Cheniere Corpus Christi Holdings Enters $1.0B Revolving Credit Facility; Extends Term Loan Availability

What Happened

  • Cheniere Corpus Christi Holdings, LLC and its guarantor subsidiaries filed an 8-K (filed July 2, 2026) announcing they entered into a Revolving Credit Agreement on June 26, 2026 that amends and restates their prior working capital facility and reduces the total committed amount by $500 million to $1.0 billion.
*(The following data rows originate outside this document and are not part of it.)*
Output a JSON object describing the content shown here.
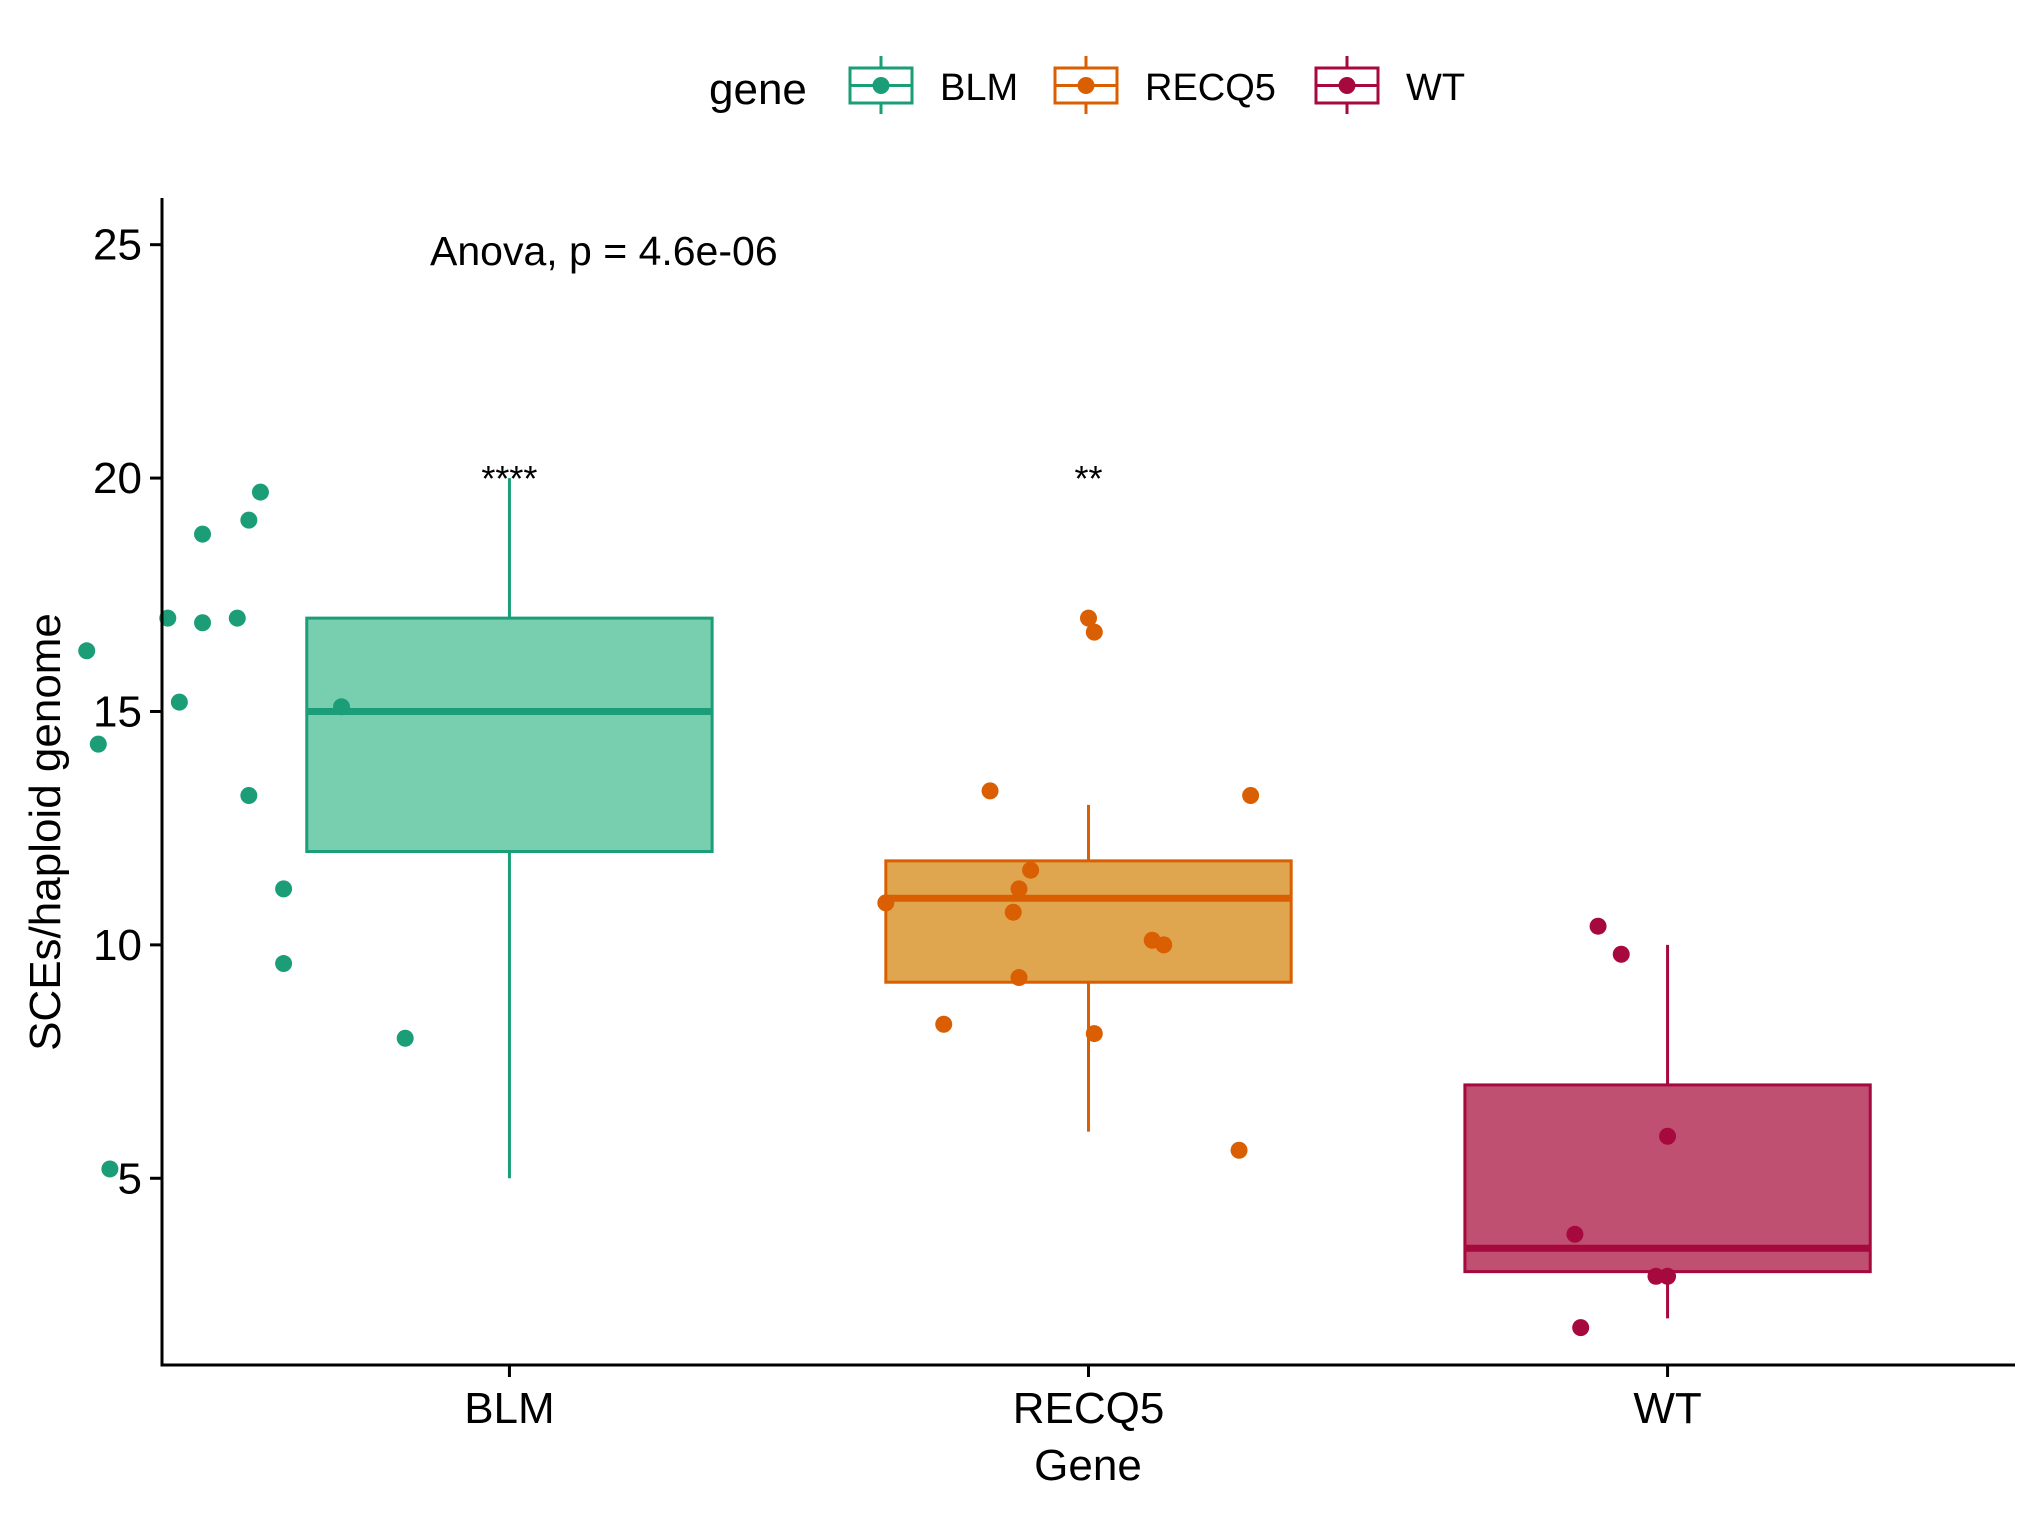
{
  "chart_data": {
    "type": "box",
    "xlabel": "Gene",
    "ylabel": "SCEs/haploid genome",
    "ylim": [
      1,
      26
    ],
    "yticks": [
      5,
      10,
      15,
      20,
      25
    ],
    "categories": [
      "BLM",
      "RECQ5",
      "WT"
    ],
    "legend": {
      "title": "gene",
      "position": "top",
      "entries": [
        "BLM",
        "RECQ5",
        "WT"
      ]
    },
    "annotation": "Anova, p = 4.6e-06",
    "grid": false,
    "series": [
      {
        "name": "BLM",
        "color": "#1b9e77",
        "fill": "#77cfb0",
        "whisker_low": 5,
        "q1": 12,
        "median": 15,
        "q3": 17,
        "whisker_high": 20,
        "significance": "****",
        "points": [
          {
            "x": 0.27,
            "y": 16.3
          },
          {
            "x": 0.29,
            "y": 14.3
          },
          {
            "x": 0.31,
            "y": 5.2
          },
          {
            "x": 0.41,
            "y": 17.0
          },
          {
            "x": 0.43,
            "y": 15.2
          },
          {
            "x": 0.47,
            "y": 16.9
          },
          {
            "x": 0.47,
            "y": 18.8
          },
          {
            "x": 0.53,
            "y": 17.0
          },
          {
            "x": 0.55,
            "y": 13.2
          },
          {
            "x": 0.55,
            "y": 19.1
          },
          {
            "x": 0.57,
            "y": 19.7
          },
          {
            "x": 0.61,
            "y": 11.2
          },
          {
            "x": 0.61,
            "y": 9.6
          },
          {
            "x": 0.71,
            "y": 15.1
          },
          {
            "x": 0.82,
            "y": 8.0
          }
        ]
      },
      {
        "name": "RECQ5",
        "color": "#d95f02",
        "fill": "#e0a64f",
        "whisker_low": 6,
        "q1": 9.2,
        "median": 11,
        "q3": 11.8,
        "whisker_high": 13,
        "significance": "**",
        "points": [
          {
            "x": 1.65,
            "y": 10.9
          },
          {
            "x": 1.75,
            "y": 8.3
          },
          {
            "x": 1.83,
            "y": 13.3
          },
          {
            "x": 1.87,
            "y": 10.7
          },
          {
            "x": 1.88,
            "y": 11.2
          },
          {
            "x": 1.88,
            "y": 9.3
          },
          {
            "x": 1.9,
            "y": 11.6
          },
          {
            "x": 2.0,
            "y": 17.0
          },
          {
            "x": 2.01,
            "y": 16.7
          },
          {
            "x": 2.01,
            "y": 8.1
          },
          {
            "x": 2.11,
            "y": 10.1
          },
          {
            "x": 2.13,
            "y": 10.0
          },
          {
            "x": 2.26,
            "y": 5.6
          },
          {
            "x": 2.28,
            "y": 13.2
          }
        ]
      },
      {
        "name": "WT",
        "color": "#a6093d",
        "fill": "#c05072",
        "whisker_low": 2,
        "q1": 3,
        "median": 3.5,
        "q3": 7,
        "whisker_high": 10,
        "significance": "",
        "points": [
          {
            "x": 2.84,
            "y": 3.8
          },
          {
            "x": 2.85,
            "y": 1.8
          },
          {
            "x": 2.88,
            "y": 10.4
          },
          {
            "x": 2.92,
            "y": 9.8
          },
          {
            "x": 2.98,
            "y": 2.9
          },
          {
            "x": 3.0,
            "y": 2.9
          },
          {
            "x": 3.0,
            "y": 5.9
          }
        ]
      }
    ]
  }
}
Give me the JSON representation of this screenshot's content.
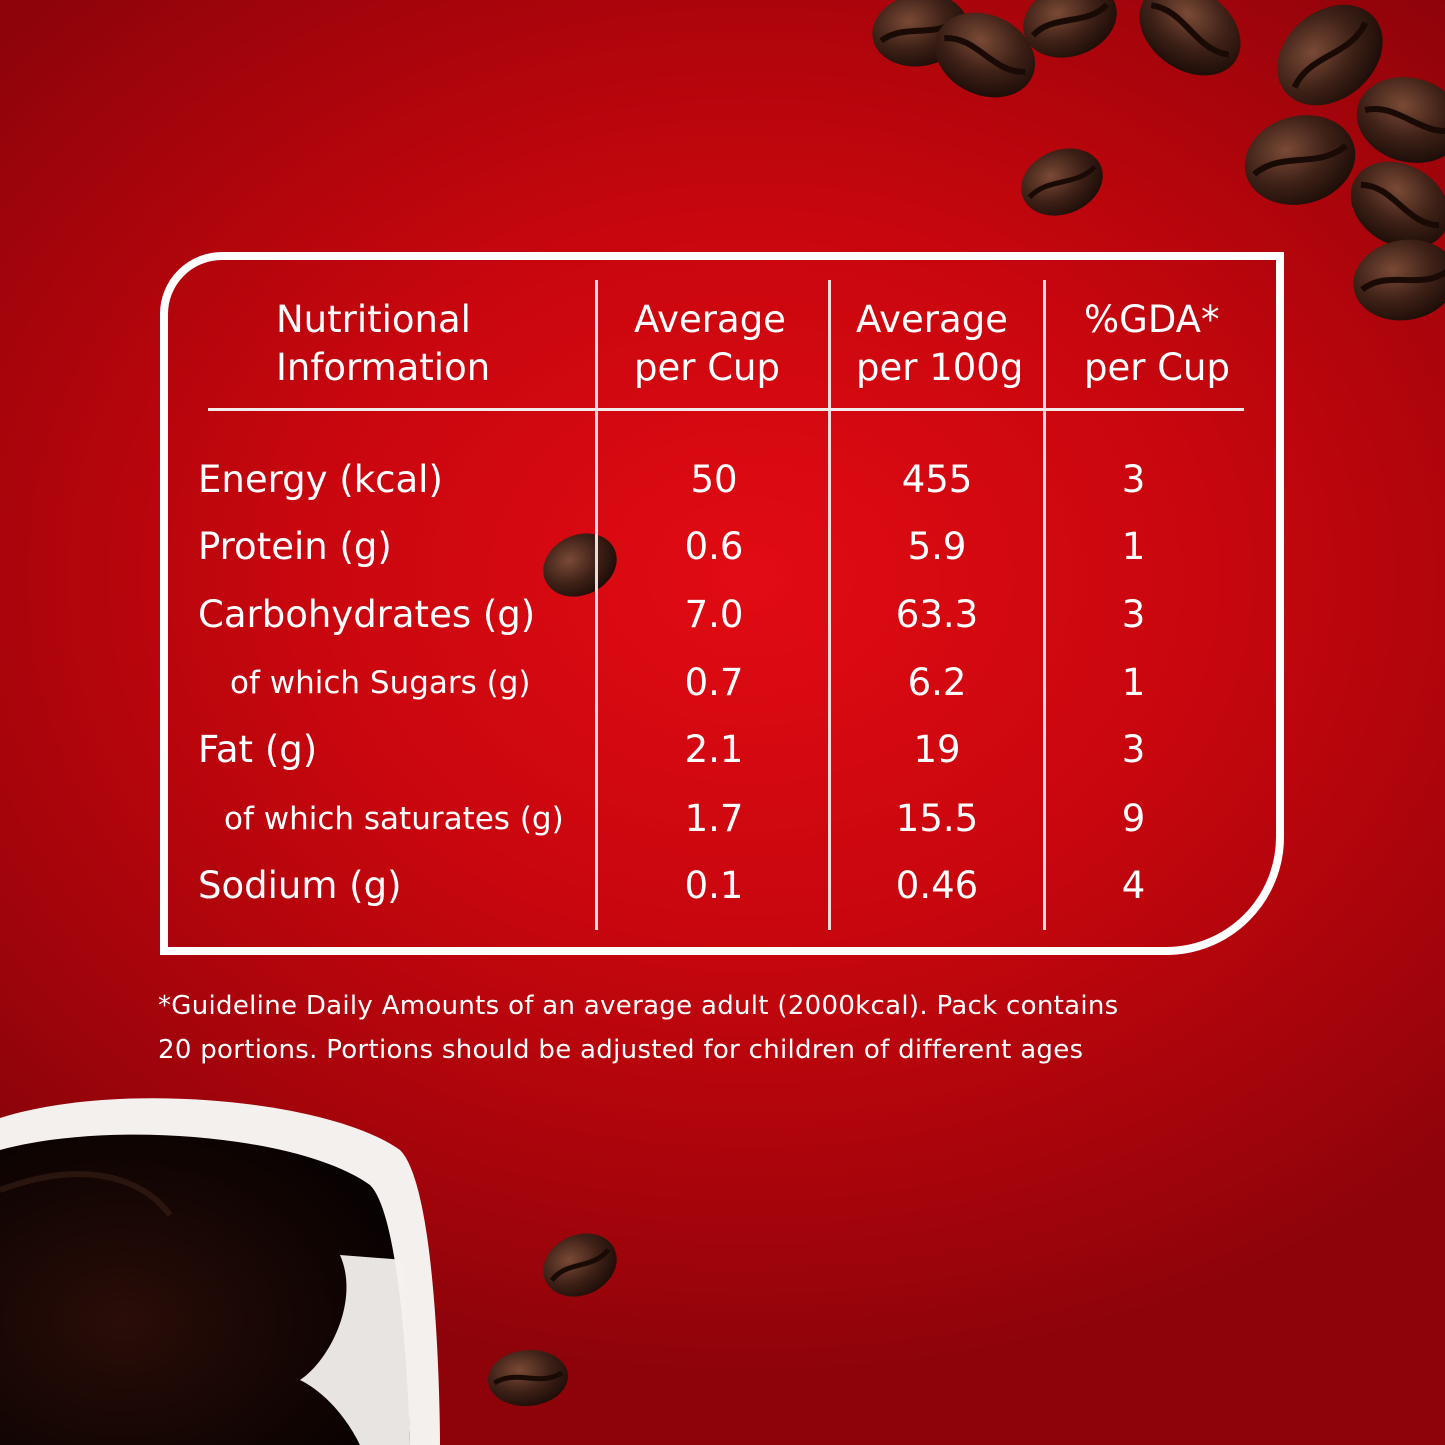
{
  "colors": {
    "background": "#c8060e",
    "text": "#ffffff",
    "frame": "#ffffff"
  },
  "header": {
    "col0": [
      "Nutritional",
      "Information"
    ],
    "col1": [
      "Average",
      "per Cup"
    ],
    "col2": [
      "Average",
      "per 100g"
    ],
    "col3": [
      "%GDA*",
      "per Cup"
    ]
  },
  "rows": [
    {
      "label": "Energy (kcal)",
      "per_cup": "50",
      "per_100g": "455",
      "gda": "3",
      "sub": false
    },
    {
      "label": "Protein (g)",
      "per_cup": "0.6",
      "per_100g": "5.9",
      "gda": "1",
      "sub": false
    },
    {
      "label": "Carbohydrates (g)",
      "per_cup": "7.0",
      "per_100g": "63.3",
      "gda": "3",
      "sub": false
    },
    {
      "label": "of which Sugars (g)",
      "per_cup": "0.7",
      "per_100g": "6.2",
      "gda": "1",
      "sub": true
    },
    {
      "label": "Fat (g)",
      "per_cup": "2.1",
      "per_100g": "19",
      "gda": "3",
      "sub": false
    },
    {
      "label": "of which saturates (g)",
      "per_cup": "1.7",
      "per_100g": "15.5",
      "gda": "9",
      "sub": true
    },
    {
      "label": "Sodium (g)",
      "per_cup": "0.1",
      "per_100g": "0.46",
      "gda": "4",
      "sub": false
    }
  ],
  "footnote": [
    "*Guideline Daily Amounts of an average adult (2000kcal). Pack contains",
    "20 portions. Portions should be adjusted for children of different ages"
  ],
  "decor": {
    "beans_icon": "coffee-beans-image",
    "cup_icon": "coffee-cup-image"
  }
}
The Revolving Credit Agreement names The Bank of Nova Scotia as revolving facility agent and Société Générale as Security Trustee.
  • The Loan Parties also executed a Second Amendment to their Second Amended and Restated Term Loan Facility Agreement on June 26, 2026 to extend the term loan availability period to the later of the Stage 3 Completion Date and December 31, 2027, and to adjust the first repayment date accordingly.

Key Details

  • Committed amount: $1.0 billion (reduced by $500 million from prior facility); availability may be used for loans and issuance of letters of credit for Corpus Christi LNG and pipeline operations.
  • Interest: Variable — Term SOFR + applicable margin (0.75%–1.50%) or base rate + applicable margin; margins depend on the Company’s debt credit ratings.
  • Fees and costs: commitment fee 0.06%–0.20% (annual, depends on ratings); letter of credit fee 0.75%–1.50% (annual); letter-of-credit fronting fee 0.175% (annual); upfront and administrative fees were paid.
  • Term and security: maturity on June 26, 2031 (two possible one-year extensions with lender consent); loans are secured by a first-priority lien on substantially all assets of the Loan Parties (including equity interests and mortgages on real property) under the existing Common Security and Account Agreement.

Why It Matters

  • The agreement provides the company with revolving liquidity and full availability for letters of credit to support ongoing Corpus Christi LNG and pipeline operations, refinancing needs, and general corporate purposes.
  • The facility is secured by the Loan Parties’ assets and includes standard covenants, default provisions and credit-rating–based pricing, so borrowing cost and flexibility will depend on the Company’s credit profile and compliance with covenants. The term loan amendment delays the start of repayments until after the extended availability period (no earlier than Dec 31, 2027 if Stage 3 is not earlier), which affects near-term cash flow timing.